What is the prevalence of sleep disturbances among people with Huntington disease and pre-manifest genetic expansion carriers? A systematic review and meta-analysis.

Anecdotally, sleep disturbances are common among manifest and pre-manifest Huntington disease genetic expansion carriers (HDGECs), but their prevalence has not been systematically studied. To address this gap, we systematically searched MEDLINE, EMBASE, PsychINFO, CINAHL-Plus, and PubMed (inception to October 2025), using exploded headings and text-words based on sleep-related terms intersected with “Huntington disease”. We meta-analysed data where four or more studies used the same measure. 28 articles were included, with study design including case-series and case-control studies (sample sizes 6-14,791).

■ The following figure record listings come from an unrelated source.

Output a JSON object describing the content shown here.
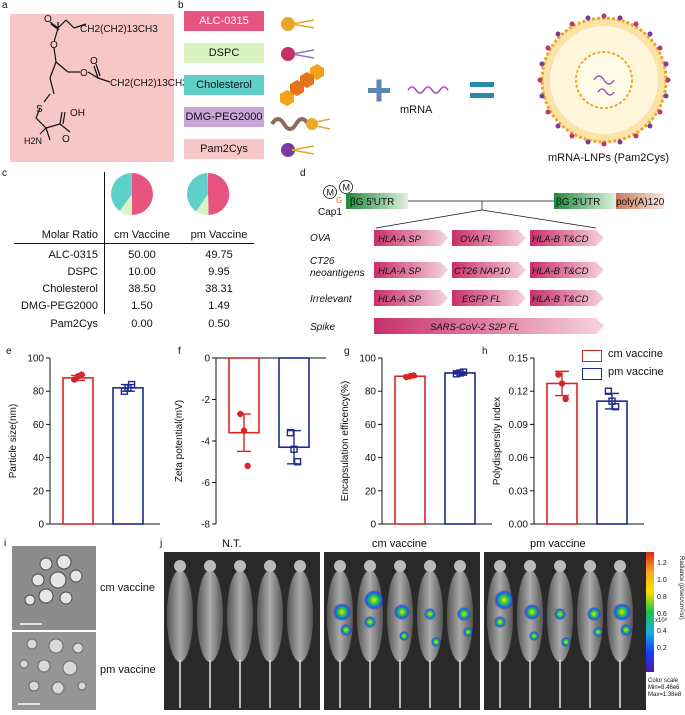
{
  "panels": {
    "a": "a",
    "b": "b",
    "c": "c",
    "d": "d",
    "e": "e",
    "f": "f",
    "g": "g",
    "h": "h",
    "i": "i",
    "j": "j"
  },
  "panel_a": {
    "formula_top": "CH2(CH2)13CH3",
    "formula_mid": "CH2(CH2)13CH3",
    "atoms": {
      "o1": "O",
      "o2": "O",
      "o3": "O",
      "o4": "O",
      "s": "S",
      "nh2": "H2N",
      "oh": "OH",
      "o5": "O"
    }
  },
  "panel_b": {
    "lipids": [
      {
        "label": "ALC-0315",
        "color": "#e75480",
        "text_color": "#fff"
      },
      {
        "label": "DSPC",
        "color": "#d9f3c2",
        "text_color": "#111"
      },
      {
        "label": "Cholesterol",
        "color": "#5fd0c9",
        "text_color": "#111"
      },
      {
        "label": "DMG-PEG2000",
        "color": "#c9a5d8",
        "text_color": "#111"
      },
      {
        "label": "Pam2Cys",
        "color": "#f7c6c7",
        "text_color": "#111"
      }
    ],
    "mrna_label": "mRNA",
    "lnp_label": "mRNA-LNPs (Pam2Cys)",
    "plus": "+",
    "equals": "="
  },
  "panel_c": {
    "header_row": "Molar Ratio",
    "columns": [
      "cm Vaccine",
      "pm Vaccine"
    ],
    "rows": [
      {
        "name": "ALC-0315",
        "cm": "50.00",
        "pm": "49.75"
      },
      {
        "name": "DSPC",
        "cm": "10.00",
        "pm": "9.95"
      },
      {
        "name": "Cholesterol",
        "cm": "38.50",
        "pm": "38.31"
      },
      {
        "name": "DMG-PEG2000",
        "cm": "1.50",
        "pm": "1.49"
      },
      {
        "name": "Pam2Cys",
        "cm": "0.00",
        "pm": "0.50"
      }
    ],
    "pie_colors": [
      "#e75480",
      "#d9f3c2",
      "#5fd0c9",
      "#c9a5d8",
      "#f7c6c7"
    ]
  },
  "panel_d": {
    "cap": "Cap1",
    "cap_m1": "M",
    "cap_m2": "M",
    "cap_g": "G",
    "utr5": "βG 5'UTR",
    "utr3": "βG 3'UTR",
    "polya": "poly(A)120",
    "constructs": [
      {
        "name": "OVA",
        "parts": [
          "HLA-A SP",
          "OVA FL",
          "HLA-B T&CD"
        ]
      },
      {
        "name": "CT26\nneoantigens",
        "name1": "CT26",
        "name2": "neoantigens",
        "parts": [
          "HLA-A SP",
          "CT26 NAP10",
          "HLA-B T&CD"
        ]
      },
      {
        "name": "Irrelevant",
        "parts": [
          "HLA-A SP",
          "EGFP FL",
          "HLA-B T&CD"
        ]
      },
      {
        "name": "Spike",
        "parts": [
          "SARS-CoV-2 S2P FL"
        ]
      }
    ]
  },
  "chart_data": [
    {
      "type": "bar",
      "panel": "e",
      "ylabel": "Particle size(nm)",
      "ylim": [
        0,
        100
      ],
      "yticks": [
        0,
        20,
        40,
        60,
        80,
        100
      ],
      "series": [
        {
          "name": "cm vaccine",
          "mean": 88,
          "err": 1.5,
          "points": [
            87,
            89,
            90
          ]
        },
        {
          "name": "pm vaccine",
          "mean": 82,
          "err": 2,
          "points": [
            80,
            82,
            84
          ]
        }
      ]
    },
    {
      "type": "bar",
      "panel": "f",
      "ylabel": "Zeta potential(mV)",
      "ylim": [
        -8,
        0
      ],
      "yticks": [
        0,
        -2,
        -4,
        -6,
        -8
      ],
      "series": [
        {
          "name": "cm vaccine",
          "mean": -3.6,
          "err": 0.9,
          "points": [
            -2.7,
            -3.5,
            -5.2
          ]
        },
        {
          "name": "pm vaccine",
          "mean": -4.3,
          "err": 0.8,
          "points": [
            -3.6,
            -4.4,
            -5.0
          ]
        }
      ]
    },
    {
      "type": "bar",
      "panel": "g",
      "ylabel": "Encapsulation efficency(%)",
      "ylim": [
        0,
        100
      ],
      "yticks": [
        0,
        20,
        40,
        60,
        80,
        100
      ],
      "series": [
        {
          "name": "cm vaccine",
          "mean": 89,
          "err": 0.5,
          "points": [
            88.5,
            89,
            89.5
          ]
        },
        {
          "name": "pm vaccine",
          "mean": 91,
          "err": 0.6,
          "points": [
            90.5,
            91,
            91.5
          ]
        }
      ]
    },
    {
      "type": "bar",
      "panel": "h",
      "ylabel": "Polydispersity index",
      "ylim": [
        0,
        0.15
      ],
      "yticks": [
        "0.00",
        "0.03",
        "0.06",
        "0.09",
        "0.12",
        "0.15"
      ],
      "series": [
        {
          "name": "cm vaccine",
          "mean": 0.127,
          "err": 0.011,
          "points": [
            0.135,
            0.127,
            0.113
          ]
        },
        {
          "name": "pm vaccine",
          "mean": 0.111,
          "err": 0.007,
          "points": [
            0.12,
            0.111,
            0.106
          ]
        }
      ]
    }
  ],
  "legend": [
    {
      "label": "cm vaccine",
      "color": "#d62728"
    },
    {
      "label": "pm vaccine",
      "color": "#1f2a8a"
    }
  ],
  "series_colors": {
    "cm": "#d62728",
    "pm": "#1f2a8a"
  },
  "panel_i": {
    "labels": [
      "cm vaccine",
      "pm vaccine"
    ]
  },
  "panel_j": {
    "groups": [
      "N.T.",
      "cm vaccine",
      "pm vaccine"
    ],
    "colorbar_ticks": [
      "1.2",
      "1.0",
      "0.8",
      "0.6",
      "0.4",
      "0.2"
    ],
    "colorbar_exp": "x10⁸",
    "colorbar_label": "Radiance (p/sec/cm²/sr)",
    "scale_title": "Color scale",
    "scale_min": "Min=8.46e6",
    "scale_max": "Max=1.38e8"
  }
}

Measures of sleep disturbances were objective (n=10), including polysomnography (n=8) or circadian biomarkers (n=2), or subjective (n=20); with studies including multiple measures or heterogenous populations. Meta-analysed prevalence of objectively-measured sleep disturbances include: 35% for periodic limb movements (PLM index>15/hour), 3% for REM sleep behaviour disorder, 5% for REM sleep without atonia, and 9% for sleep-disordered breathing (AHI>5/hour); and of self-reported measures: 29% for use of sleep medications, 59% for poor sleep quality (Pittsburgh sleep quality index), and 15% for excessive daytime sleepiness (Epworth sleepiness scale). Periodic limb movements during sleep, use of sleep medications, and poor sleep quality were prevalent. Further research is crucial for characterising changes in sleep which may inform sleep interventions improving quality of life among HDGECs.